I LOVED the Red Sox-Cubs series over the weekend. Well, except for the results of the games, which didn’t favour my BoSox. But what other sport can see two teams play each other for the first time since 1918, and they play in…the same stadium in which they met 93 years ago? No arena in the world has the history of Fenway Park, and no sport has the incredible history of baseball. That being said, the “throwback” uniforms really showed that in some ways, baseball has improved a LOT over the years. I could barely tell who was who. The team in the potato sacks beat the team in the cut-up bedsheets, I think.

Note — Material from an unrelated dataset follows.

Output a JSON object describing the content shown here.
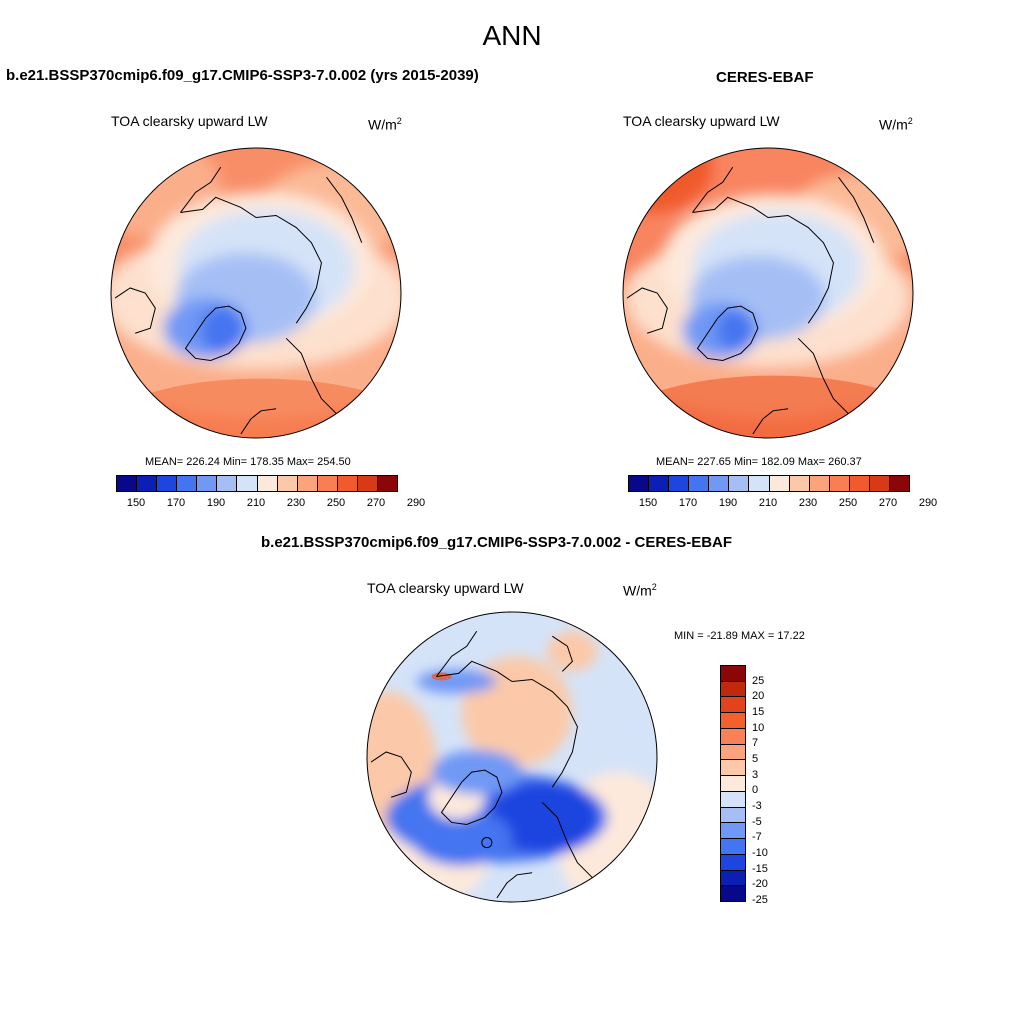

It’s too bad Canadians are paying little or no attention to baseball these days. Toronto isn’t going to win anything this year, or any year, but they have the best hitter in the bigs and the best reason to watch game in game out – Jose Bautista is a monster. 19 homers already? In the low-production post-steroid era? Ridiculous.
What’s Tim Thomas thinking, guaranteeing the Bruins win in the series? That’s just asking for trouble. If I’m a defenseman, I’m not even trying any more. We’ll just go ahead and win this one – the goalie’s got it. I’ll just skate around a little to make it look good.
Why is it even news when someone else gets drawn out to tell the world he saw Lance Armstrong using steroids? Is there a single person left in the universe who believes Armstrong, the greatest performer in the dirtiest sport in the world, was clean? And if you give him the “benefit of the doubt”, and say “innocent until proven guilty”, and all that crap, aren’t you just being soft-headed and a little hypocritical? Would you extend the same suspension of disbelief to Barry Bonds? Michael Vick? Mike Tyson? Or are you willing to ignore the mountain of evidence because Armstrong is such a good guy and has a great story? Snap out of it people – the entire myth of Armstrong, the great story, and his feel-good impact on the world is all based on a lie. All of it. Bite me Lance Armstrong.
There is, however, some good news in sports. And that is, the Badminton World Federation is mandating skirts for female badminton players. This might well have the effect of boosting ratings for televised badminton to maybe half the take of beach volleyball, after that federation mandated two-piece bathing suits.